CT5-2 group: the CT5-2 was divided into 3 groups:
CT5-2 group 1: CT5-2 was added to a final concentration of 5. mu.M.
CT5-2 group 2: CT5-2 was added to a final concentration of 10. mu.M.
CT5-2 group 3: CT5-2 was added to a final concentration of 20. mu.M.
CT5-3 group: the CT5-3 components were divided into 3 groups:
CT5-3 group 1: CT5-3 was added to a final concentration of 5. mu.M.
CT5-3 group 2: CT5-3 was added to a final concentration of 10. mu.M.
CT5-3 group 3: CT5-3 was added to a final concentration of 20. mu.M.
CT5-4 group: the CT5-4 components were divided into 3 groups:
CT5-4 group 1: CT5-4 was added to a final concentration of 5. mu.M.
CT5-4 group 2: CT5-4 was added to a final concentration of 10. mu.M.

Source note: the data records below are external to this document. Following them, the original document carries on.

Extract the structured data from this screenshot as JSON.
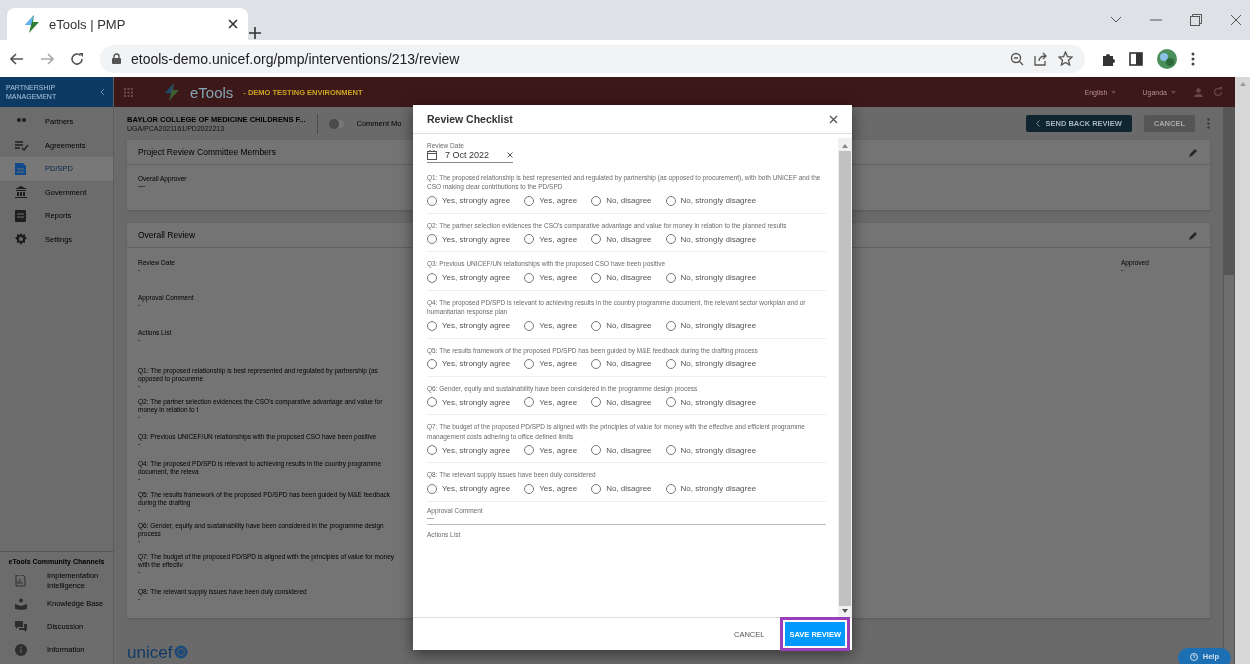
{
  "browser": {
    "tab_title": "eTools | PMP",
    "url": "etools-demo.unicef.org/pmp/interventions/213/review"
  },
  "sidebar": {
    "title": "PARTNERSHIP MANAGEMENT",
    "items": [
      {
        "label": "Partners",
        "selected": false
      },
      {
        "label": "Agreements",
        "selected": false
      },
      {
        "label": "PD/SPD",
        "selected": true
      },
      {
        "label": "Government",
        "selected": false
      },
      {
        "label": "Reports",
        "selected": false
      },
      {
        "label": "Settings",
        "selected": false
      }
    ],
    "community": {
      "title": "eTools Community Channels",
      "items": [
        {
          "label": "Implementation Intelligence"
        },
        {
          "label": "Knowledge Base"
        },
        {
          "label": "Discussion"
        },
        {
          "label": "Information"
        }
      ]
    }
  },
  "topbar": {
    "app_name": "eTools",
    "environment": "- DEMO TESTING ENVIRONMENT",
    "language": "English",
    "country": "Uganda"
  },
  "header": {
    "partner": "BAYLOR COLLEGE OF MEDICINE CHILDRENS F...",
    "reference": "UGA/PCA2021161/PD2022213",
    "comment_mode": {
      "label": "Comment Mo",
      "on": false
    },
    "buttons": [
      {
        "label": "SEND BACK REVIEW",
        "kind": "primary"
      },
      {
        "label": "CANCEL",
        "kind": "secondary"
      }
    ]
  },
  "committee_card": {
    "title": "Project Review Committee Members",
    "fields": [
      {
        "label": "Overall Approver",
        "value": "—"
      }
    ]
  },
  "overall_review": {
    "title": "Overall Review",
    "fields": [
      {
        "label": "Review Date",
        "value": "-"
      },
      {
        "label": "Approval Comment",
        "value": "-"
      },
      {
        "label": "Actions List",
        "value": "-"
      }
    ],
    "approved": {
      "label": "Approved",
      "value": "-"
    },
    "questions": [
      {
        "text": "Q1: The proposed relationship is best represented and regulated by partnership (as opposed to procureme",
        "answer": "-"
      },
      {
        "text": "Q2: The partner selection evidences the CSO's comparative advantage and value for money in relation to t",
        "answer": "-"
      },
      {
        "text": "Q3: Previous UNICEF/UN relationships with the proposed CSO have been positive",
        "answer": "-"
      },
      {
        "text": "Q4: The proposed PD/SPD is relevant to achieving results in the country programme document, the releva",
        "answer": "-"
      },
      {
        "text": "Q5: The results framework of the proposed PD/SPD has been guided by M&E feedback during the drafting",
        "answer": "-"
      },
      {
        "text": "Q6: Gender, equity and sustainability have been considered in the programme design process",
        "answer": "-"
      },
      {
        "text": "Q7: The budget of the proposed PD/SPD is aligned with the principles of value for money with the effectiv",
        "answer": "-"
      },
      {
        "text": "Q8: The relevant supply issues have been duly considered",
        "answer": "-"
      }
    ]
  },
  "footer": {
    "logo": "unicef",
    "help": "Help"
  },
  "dialog": {
    "title": "Review Checklist",
    "review_date": {
      "label": "Review Date",
      "value": "7 Oct 2022"
    },
    "questions": [
      {
        "text": "Q1: The proposed relationship is best represented and regulated by partnership (as opposed to procurement), with both UNICEF and the CSO making clear contributions to the PD/SPD",
        "options": [
          {
            "label": "Yes, strongly agree",
            "selected": false
          },
          {
            "label": "Yes, agree",
            "selected": false
          },
          {
            "label": "No, disagree",
            "selected": false
          },
          {
            "label": "No, strongly disagree",
            "selected": false
          }
        ]
      },
      {
        "text": "Q2: The partner selection evidences the CSO's comparative advantage and value for money in relation to the planned results",
        "options": [
          {
            "label": "Yes, strongly agree",
            "selected": false
          },
          {
            "label": "Yes, agree",
            "selected": false
          },
          {
            "label": "No, disagree",
            "selected": false
          },
          {
            "label": "No, strongly disagree",
            "selected": false
          }
        ]
      },
      {
        "text": "Q3: Previous UNICEF/UN relationships with the proposed CSO have been positive",
        "options": [
          {
            "label": "Yes, strongly agree",
            "selected": false
          },
          {
            "label": "Yes, agree",
            "selected": false
          },
          {
            "label": "No, disagree",
            "selected": false
          },
          {
            "label": "No, strongly disagree",
            "selected": false
          }
        ]
      },
      {
        "text": "Q4: The proposed PD/SPD is relevant to achieving results in the country programme document, the relevant sector workplan and or humanitarian response plan",
        "options": [
          {
            "label": "Yes, strongly agree",
            "selected": false
          },
          {
            "label": "Yes, agree",
            "selected": false
          },
          {
            "label": "No, disagree",
            "selected": false
          },
          {
            "label": "No, strongly disagree",
            "selected": false
          }
        ]
      },
      {
        "text": "Q5: The results framework of the proposed PD/SPD has been guided by M&E feedback during the drafting process",
        "options": [
          {
            "label": "Yes, strongly agree",
            "selected": false
          },
          {
            "label": "Yes, agree",
            "selected": false
          },
          {
            "label": "No, disagree",
            "selected": false
          },
          {
            "label": "No, strongly disagree",
            "selected": false
          }
        ]
      },
      {
        "text": "Q6: Gender, equity and sustainability have been considered in the programme design process",
        "options": [
          {
            "label": "Yes, strongly agree",
            "selected": false
          },
          {
            "label": "Yes, agree",
            "selected": false
          },
          {
            "label": "No, disagree",
            "selected": false
          },
          {
            "label": "No, strongly disagree",
            "selected": false
          }
        ]
      },
      {
        "text": "Q7: The budget of the proposed PD/SPD is aligned with the principles of value for money with the effective and efficient programme management costs adhering to office defined limits",
        "options": [
          {
            "label": "Yes, strongly agree",
            "selected": false
          },
          {
            "label": "Yes, agree",
            "selected": false
          },
          {
            "label": "No, disagree",
            "selected": false
          },
          {
            "label": "No, strongly disagree",
            "selected": false
          }
        ]
      },
      {
        "text": "Q8: The relevant supply issues have been duly considered",
        "options": [
          {
            "label": "Yes, strongly agree",
            "selected": false
          },
          {
            "label": "Yes, agree",
            "selected": false
          },
          {
            "label": "No, disagree",
            "selected": false
          },
          {
            "label": "No, strongly disagree",
            "selected": false
          }
        ]
      }
    ],
    "approval_comment": {
      "label": "Approval Comment",
      "value": "—"
    },
    "actions_list": {
      "label": "Actions List"
    },
    "buttons": [
      {
        "label": "CANCEL",
        "kind": "text",
        "highlighted": false
      },
      {
        "label": "SAVE REVIEW",
        "kind": "primary",
        "highlighted": true
      }
    ]
  }
}
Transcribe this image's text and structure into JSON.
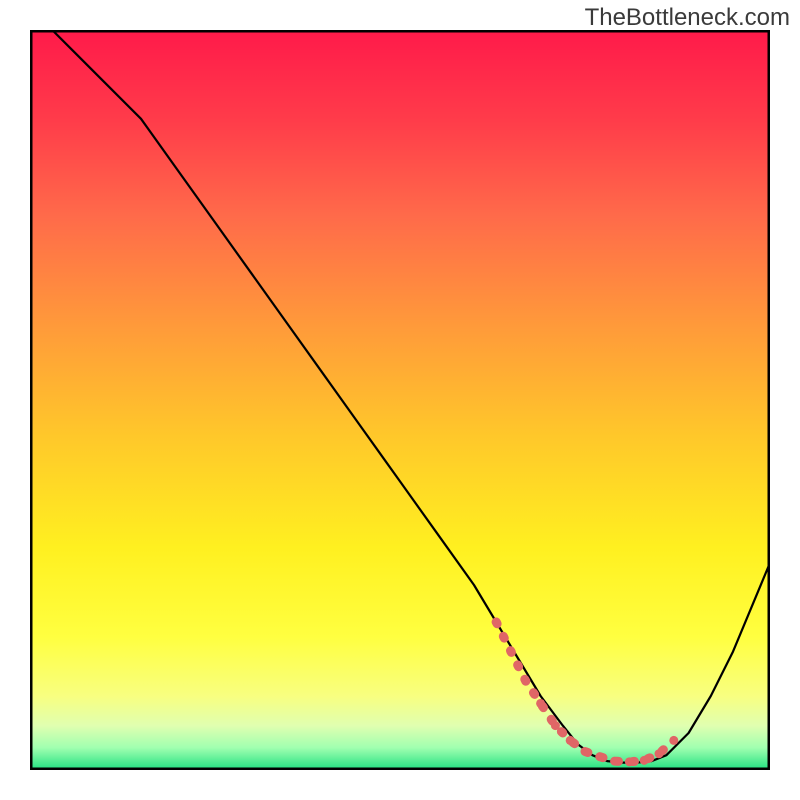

CT5-4 group 3: CT5-4 was added to a final concentration of 20. mu.M.
CT5-5 group: the CT5-5 components were divided into 3 groups:
CT5-5 group 1: CT5-5 was added to a final concentration of 5. mu.M.
CT5-5 group 2: CT5-5 was added to a final concentration of 10. mu.M.
CT5-5 group 3: CT5-5 was added to a final concentration of 20. mu.M.
After the cells were cultured for 24 hours, the effect of the drug on the proliferation of RA-FLS cells was examined using CCK8 kit. The specific operation is as follows: 10. mu.L of CCK8 was added to each well, and after further culturing for 2 hours, the absorbance (OD) at a wavelength of 450nm was measured with a microplate reader, and the inhibition rate of cell proliferation of each group was calculated with the inhibition rate of cell proliferation of the control group being 0%.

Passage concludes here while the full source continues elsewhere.